Tapachula comenzó entonces una nueva etapa en su desarrollo urbano. En 1960 fue demolido el antiguo mercado General Sebastián Escobar —una pieza clave del Tapachula moderno— y en 1964 se concretó una remodelación mayor del parque, cerrándose también la Quinta Poniente, para dar paso a la actual forma de plaza cívica. En 1989, una nueva intervención modernizó los accesos y jardines, pero el espíritu del parque seguía encontrando su centro en el kiosco.

El actual kiosco fue colocado en los años 90, probablemente durante la administración de Norberto de Gyves. Aunque mucho más sobrio que su antecesor, se ganó pronto el cariño de los ciudadanos. Sus escalones han sido testigos de conciertos de marimba, actos cívicos, bailes populares, exposiciones artísticas, ferias del libro y tardes musicales que han reunido generaciones. Allí, donde la música brota casi a diario, se cruzan las vidas de migrantes, turistas, niños, vendedores, parejas y adultos mayores que encuentran en ese pequeño foro el pulso vivo de la ciudad.
“La esencia del parque ha cambiado, pero aún quedan rastros de su alma original”, dice don Leopoldo, con voz pausada. “El kiosco es lo que toda ciudad mexicana debe tener: el lugar de la música del pueblo. En nuestro caso, la marimba. Es símbolo de urbanidad, de cultura, de identidad”.
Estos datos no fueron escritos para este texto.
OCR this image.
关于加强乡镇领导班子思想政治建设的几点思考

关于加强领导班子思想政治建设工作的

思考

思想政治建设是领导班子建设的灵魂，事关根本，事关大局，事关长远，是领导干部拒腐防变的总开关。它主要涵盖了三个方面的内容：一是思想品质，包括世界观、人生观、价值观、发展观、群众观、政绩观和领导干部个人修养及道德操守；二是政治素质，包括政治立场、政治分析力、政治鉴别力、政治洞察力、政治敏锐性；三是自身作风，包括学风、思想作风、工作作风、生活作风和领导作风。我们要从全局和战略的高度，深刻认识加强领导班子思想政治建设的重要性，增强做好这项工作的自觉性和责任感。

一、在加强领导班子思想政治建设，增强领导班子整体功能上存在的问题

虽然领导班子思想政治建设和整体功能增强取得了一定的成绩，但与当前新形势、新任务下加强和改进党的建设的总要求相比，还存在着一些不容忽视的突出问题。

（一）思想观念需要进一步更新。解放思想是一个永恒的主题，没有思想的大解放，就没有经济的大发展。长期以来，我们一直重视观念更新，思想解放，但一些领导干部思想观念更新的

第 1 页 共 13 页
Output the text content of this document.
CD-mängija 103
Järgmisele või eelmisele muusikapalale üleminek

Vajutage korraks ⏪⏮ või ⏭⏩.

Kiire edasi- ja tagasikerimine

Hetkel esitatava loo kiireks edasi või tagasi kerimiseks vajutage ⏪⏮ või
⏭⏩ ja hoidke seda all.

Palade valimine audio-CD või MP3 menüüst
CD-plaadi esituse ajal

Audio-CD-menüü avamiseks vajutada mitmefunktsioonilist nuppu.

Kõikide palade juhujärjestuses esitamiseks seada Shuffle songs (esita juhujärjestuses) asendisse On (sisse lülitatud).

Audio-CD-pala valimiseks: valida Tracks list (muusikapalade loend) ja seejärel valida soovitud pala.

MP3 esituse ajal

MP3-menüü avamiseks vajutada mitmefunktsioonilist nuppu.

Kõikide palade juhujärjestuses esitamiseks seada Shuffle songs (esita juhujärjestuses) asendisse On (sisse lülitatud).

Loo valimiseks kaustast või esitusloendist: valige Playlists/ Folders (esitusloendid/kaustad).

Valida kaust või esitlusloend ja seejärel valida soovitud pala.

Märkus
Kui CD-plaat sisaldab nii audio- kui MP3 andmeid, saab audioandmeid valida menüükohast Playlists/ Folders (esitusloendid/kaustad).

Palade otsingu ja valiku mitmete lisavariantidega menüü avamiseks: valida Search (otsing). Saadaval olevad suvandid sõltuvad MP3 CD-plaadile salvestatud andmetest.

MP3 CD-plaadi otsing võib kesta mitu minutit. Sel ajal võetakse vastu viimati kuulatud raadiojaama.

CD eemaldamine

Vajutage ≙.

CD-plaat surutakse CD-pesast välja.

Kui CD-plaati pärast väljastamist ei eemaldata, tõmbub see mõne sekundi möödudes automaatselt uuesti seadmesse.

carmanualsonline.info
Flanqueado por la iglesia de San Agustín y el Palacio Municipal, el kiosco no sólo domina visualmente el Parque Miguel Hidalgo, sino también el imaginario colectivo de Tapachula. Su presencia recuerda que esta ciudad, ubicada en una de las regiones más dinámicas del país, sigue siendo un cruce de caminos, de culturas, de sones y esperanzas.

En la última década, se le han hecho mejoras menores: nueva iluminación, adecuaciones en jardinería, renovación de andadores. Pero también, hacia mediados de los años 2010, se demolió la versión anterior del kiosco para instalar una estructura aún más sencilla. Aunque sin los adornos de antaño, sigue cumpliendo su función primordial: ser el punto de reunión y resonancia del alma colectiva.
Así, en el corazón de Tapachula, sigue latiendo un kiosco que no es solo hierro y cemento. Es historia viva. Es la sombra donde los abuelos cuentan anécdotas, el eco donde los músicos jóvenes aprenden las primeras notas, el escenario donde las marimbas entonan las raíces del Soconusco. Es, en palabras del cronista, el alma del parque, y el parque, el corazón de Tapachula.